Python Learner (Python Scripting)
Synopsis
This operator generates a Python model that is compatible with Altair AI Studio's model interfaces.Description
The Python Learner operator enables you to create custom predictive models using Python scripts within Altair AI Studio. Depending on the operator's configuration, you can edit the Python script to define the model's training and application logic according to your specific needs.
If the operator is editable, the parameter panel includes buttons at the top of the parameter list that allow you to:
- **Edit the Operator Declaration**: Customize capabilities, parameter types, and input and output ports.
- **Edit the Python Script**: Modify the script that trains and applies your model.
- **Save as Template**: Save your configuration for future use.
You can define user-configurable parameters to make your operator more flexible. To create a new parameter, extend the editable JSON parameters array by adding a new JSON object like the following: { "name": "my_new_parameter", "description": "This parameter adjusts the regularization strength.", "type": "real", "optional": false, "value": 0.1 }
Similarly, you can define user-configurable input ports. To create a new input port, extend the editable JSON inputs array by adding a new JSON object: { "name": "additional_data", "type": "table" }
You can also define user-configurable output ports. To create a new output port, extend the editable JSON outputs array by adding a new JSON object: { "name": "performance", "type": "table" }
If the operator is not editable, you can check the operator capabilities to learn more about the inputs supported by the preconfigured Python script.
Please note that the model generated by this operator wraps the Python model returned by your Python script. Both training and applying the model require a compatible Python environment.
Input
- training set (Data table)
The input data which is used to generate the Python model.
Output
- model (Model)
The wrapped Python model is output from this port.

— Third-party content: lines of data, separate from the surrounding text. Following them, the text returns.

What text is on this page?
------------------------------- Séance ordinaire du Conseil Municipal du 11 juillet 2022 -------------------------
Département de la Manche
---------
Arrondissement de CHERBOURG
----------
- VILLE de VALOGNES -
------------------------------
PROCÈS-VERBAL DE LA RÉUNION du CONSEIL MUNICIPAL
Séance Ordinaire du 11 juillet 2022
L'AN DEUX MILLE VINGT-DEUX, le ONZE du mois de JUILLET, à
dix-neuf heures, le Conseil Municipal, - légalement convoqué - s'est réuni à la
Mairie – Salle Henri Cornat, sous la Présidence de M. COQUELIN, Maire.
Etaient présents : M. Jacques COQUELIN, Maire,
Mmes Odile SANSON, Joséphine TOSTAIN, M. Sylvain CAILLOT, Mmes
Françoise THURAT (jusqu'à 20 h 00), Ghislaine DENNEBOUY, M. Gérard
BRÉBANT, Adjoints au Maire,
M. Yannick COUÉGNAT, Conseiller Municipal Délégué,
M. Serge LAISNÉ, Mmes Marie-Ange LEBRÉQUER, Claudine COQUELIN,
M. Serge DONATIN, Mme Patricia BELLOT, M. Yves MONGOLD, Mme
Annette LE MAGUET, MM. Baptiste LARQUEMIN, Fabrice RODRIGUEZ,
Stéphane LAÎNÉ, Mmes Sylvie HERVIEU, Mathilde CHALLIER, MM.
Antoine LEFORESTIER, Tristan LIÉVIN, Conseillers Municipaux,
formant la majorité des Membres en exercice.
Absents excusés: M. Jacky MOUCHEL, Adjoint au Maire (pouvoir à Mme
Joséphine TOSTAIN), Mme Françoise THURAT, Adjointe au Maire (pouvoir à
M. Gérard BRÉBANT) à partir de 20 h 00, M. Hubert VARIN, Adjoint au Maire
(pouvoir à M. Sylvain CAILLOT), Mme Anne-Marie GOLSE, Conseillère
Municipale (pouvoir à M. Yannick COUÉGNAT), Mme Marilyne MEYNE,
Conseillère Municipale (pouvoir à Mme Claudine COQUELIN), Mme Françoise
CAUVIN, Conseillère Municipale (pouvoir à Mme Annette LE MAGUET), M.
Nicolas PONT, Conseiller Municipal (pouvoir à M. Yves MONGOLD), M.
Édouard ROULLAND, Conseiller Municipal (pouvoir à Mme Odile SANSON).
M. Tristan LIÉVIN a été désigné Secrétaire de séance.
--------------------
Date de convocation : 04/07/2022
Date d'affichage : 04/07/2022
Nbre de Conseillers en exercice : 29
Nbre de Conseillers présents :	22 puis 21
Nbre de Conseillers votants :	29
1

- example set (Data table)
The input example set is passed through to this output port unchanged.
Parameters
- operator If enabled, this parameter allows to edit the operator declaration (such as capabilities, parameter types, and ports) and the Python script used to train and apply the Python model.
Tutorial Processes
Classification and regression in a single Python Learner
This example shows how to create a single Python Learner, that supports both classification and regression, and can handle nominal features. In other words, a Python Leaner that behaves very similar to Altair AI Studio's builtin learners.
The example wraps the popular LightGBM models and uses Scikit-learn's pipeline concept to create a learner that automatically one-hot encodes all non-numeric features and checks the type of the target variable to decide whether to train a classifier of regressor.
Unsupervised learning
This tutorial process shows how to create an unsupervised Python Learner by the example of wrapping Scikit-learn's Isolation Forest. A Scikit-learn pipeline including one-hot encoding is used to support nominal features.